In one instance, I was tasked with the assassination of a corpulent merchant. Apparently he wasn't dancing to the tune of my employer; that meant blood, and there were many ways to shed it. The player's arsenal includes various shuriken, caltrops, mechanical insects for distraction, and primitive mines. Some enemies are simply too vigilant for Chimatsuri Sappo—you'll dash in only to have your attack thrown off in an awkward struggle—and offensive tools may be your only recourse. The traditional "hit square to slash" mechanism is also available and, while functional, isn't as rewarding as calculated sneakiness.
Resource gathering and alchemy are also possible, the former done in game, the latter through its menus. Concoctions and ingredients can even be shared with fellow players through "the Network Jar" (read: 3G). Help a ninja out, yo.
Anyway, back to the man with a bounty on his head. In my first attempt, I'd successfully made my way to his residence thanks to overlaid maps and an "objective compass". Quietly, I slid open the paper doors, but eyes need no noise to see. I was right there in front of him, the man I needed dead. He pulled out a flintlock pistol and proceeded to riddle me with its contents.
Damn. I tried it again, aware this time of the sentinels' routes. I turned them into sushi on the spot, not bothering to hide their corpses. This would be quick. I got to the other side of his residence and crept in. I stalked the halls and peered around corners, eventually padding my way to his back and proving that, no, none are immune to the bite of steel. Chimatsuri Sappo it was, silken and rich as his robes.

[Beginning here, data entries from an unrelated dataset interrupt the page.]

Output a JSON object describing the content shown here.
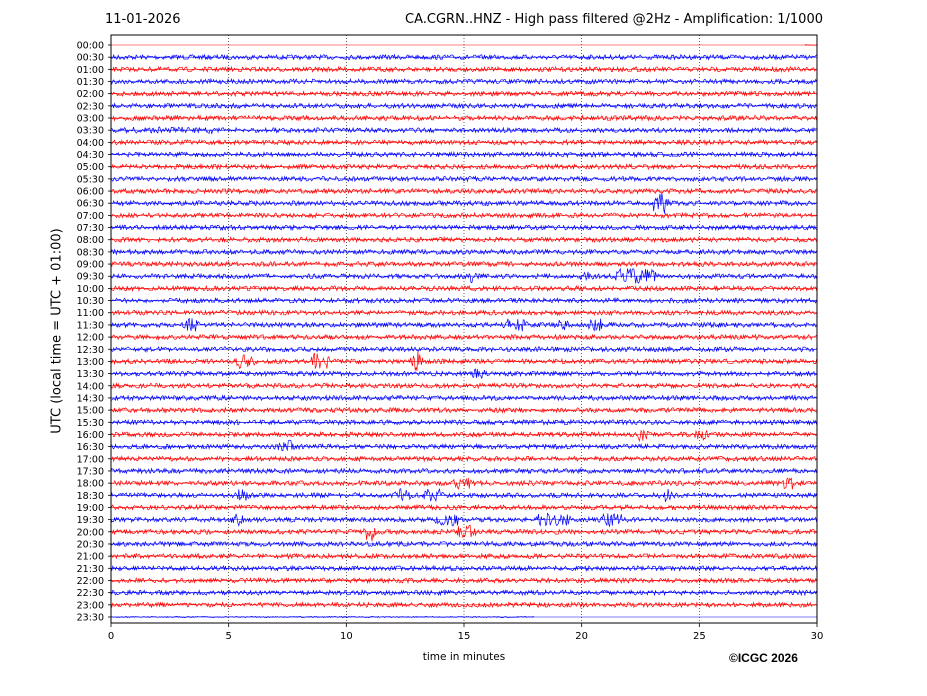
{
  "header": {
    "date": "11-01-2026",
    "title": "CA.CGRN..HNZ - High pass filtered @2Hz - Amplification: 1/1000"
  },
  "footer": {
    "copyright": "©ICGC 2026"
  },
  "chart_data": {
    "type": "line",
    "title": "CA.CGRN..HNZ - High pass filtered @2Hz - Amplification: 1/1000",
    "xlabel": "time in minutes",
    "ylabel": "UTC (local time = UTC + 01:00)",
    "xlim": [
      0,
      30
    ],
    "x_ticks": [
      0,
      5,
      10,
      15,
      20,
      25,
      30
    ],
    "grid": "vertical dotted",
    "colors": {
      "odd_rows": "#ff0000",
      "even_rows": "#0000ff"
    },
    "rows": [
      "00:00",
      "00:30",
      "01:00",
      "01:30",
      "02:00",
      "02:30",
      "03:00",
      "03:30",
      "04:00",
      "04:30",
      "05:00",
      "05:30",
      "06:00",
      "06:30",
      "07:00",
      "07:30",
      "08:00",
      "08:30",
      "09:00",
      "09:30",
      "10:00",
      "10:30",
      "11:00",
      "11:30",
      "12:00",
      "12:30",
      "13:00",
      "13:30",
      "14:00",
      "14:30",
      "15:00",
      "15:30",
      "16:00",
      "16:30",
      "17:00",
      "17:30",
      "18:00",
      "18:30",
      "19:00",
      "19:30",
      "20:00",
      "20:30",
      "21:00",
      "21:30",
      "22:00",
      "22:30",
      "23:00",
      "23:30"
    ],
    "data_range_minutes": {
      "first_row_start": 29.5,
      "last_row_end": 18.0
    },
    "events": [
      {
        "row": "03:30",
        "minute": 2.5,
        "amplitude": 0.3,
        "duration": 4.0
      },
      {
        "row": "06:30",
        "minute": 23.3,
        "amplitude": 1.0,
        "duration": 0.5
      },
      {
        "row": "09:30",
        "minute": 15.4,
        "amplitude": 0.6,
        "duration": 0.2
      },
      {
        "row": "09:30",
        "minute": 20.2,
        "amplitude": 0.5,
        "duration": 0.4
      },
      {
        "row": "09:30",
        "minute": 22.3,
        "amplitude": 0.7,
        "duration": 1.5
      },
      {
        "row": "11:30",
        "minute": 3.4,
        "amplitude": 0.6,
        "duration": 0.6
      },
      {
        "row": "11:30",
        "minute": 17.2,
        "amplitude": 0.6,
        "duration": 0.8
      },
      {
        "row": "11:30",
        "minute": 19.2,
        "amplitude": 0.5,
        "duration": 0.3
      },
      {
        "row": "11:30",
        "minute": 20.6,
        "amplitude": 0.6,
        "duration": 0.4
      },
      {
        "row": "13:00",
        "minute": 5.7,
        "amplitude": 0.7,
        "duration": 0.5
      },
      {
        "row": "13:00",
        "minute": 8.9,
        "amplitude": 0.8,
        "duration": 0.5
      },
      {
        "row": "13:00",
        "minute": 13.0,
        "amplitude": 1.0,
        "duration": 0.2
      },
      {
        "row": "13:30",
        "minute": 15.6,
        "amplitude": 0.5,
        "duration": 0.4
      },
      {
        "row": "16:00",
        "minute": 22.6,
        "amplitude": 0.6,
        "duration": 0.3
      },
      {
        "row": "16:00",
        "minute": 25.1,
        "amplitude": 0.6,
        "duration": 0.4
      },
      {
        "row": "16:30",
        "minute": 7.4,
        "amplitude": 0.6,
        "duration": 0.6
      },
      {
        "row": "18:00",
        "minute": 15.0,
        "amplitude": 0.6,
        "duration": 0.8
      },
      {
        "row": "18:00",
        "minute": 28.8,
        "amplitude": 0.6,
        "duration": 0.4
      },
      {
        "row": "18:30",
        "minute": 5.6,
        "amplitude": 0.6,
        "duration": 0.3
      },
      {
        "row": "18:30",
        "minute": 12.4,
        "amplitude": 0.6,
        "duration": 0.4
      },
      {
        "row": "18:30",
        "minute": 13.8,
        "amplitude": 0.6,
        "duration": 0.8
      },
      {
        "row": "18:30",
        "minute": 23.6,
        "amplitude": 0.6,
        "duration": 0.4
      },
      {
        "row": "19:30",
        "minute": 5.4,
        "amplitude": 0.6,
        "duration": 0.3
      },
      {
        "row": "19:30",
        "minute": 14.3,
        "amplitude": 0.6,
        "duration": 0.8
      },
      {
        "row": "19:30",
        "minute": 18.8,
        "amplitude": 0.6,
        "duration": 1.2
      },
      {
        "row": "19:30",
        "minute": 21.3,
        "amplitude": 0.6,
        "duration": 0.8
      },
      {
        "row": "20:00",
        "minute": 11.0,
        "amplitude": 0.9,
        "duration": 0.2
      },
      {
        "row": "20:00",
        "minute": 15.1,
        "amplitude": 0.6,
        "duration": 0.6
      }
    ]
  }
}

Shinobido 2: Revenge of Zen would do well to deliver many moments like these. The mission types are varied—assassination, obliteration, escort, etc.—which should keep players on their (silent) toes. You probably won't see Zen sleep or eat much, but maybe that will contribute all the more to the illusion that ninja are beyond human. Shinobido 2: Revenge of Zen releases February 22nd for PS Vita.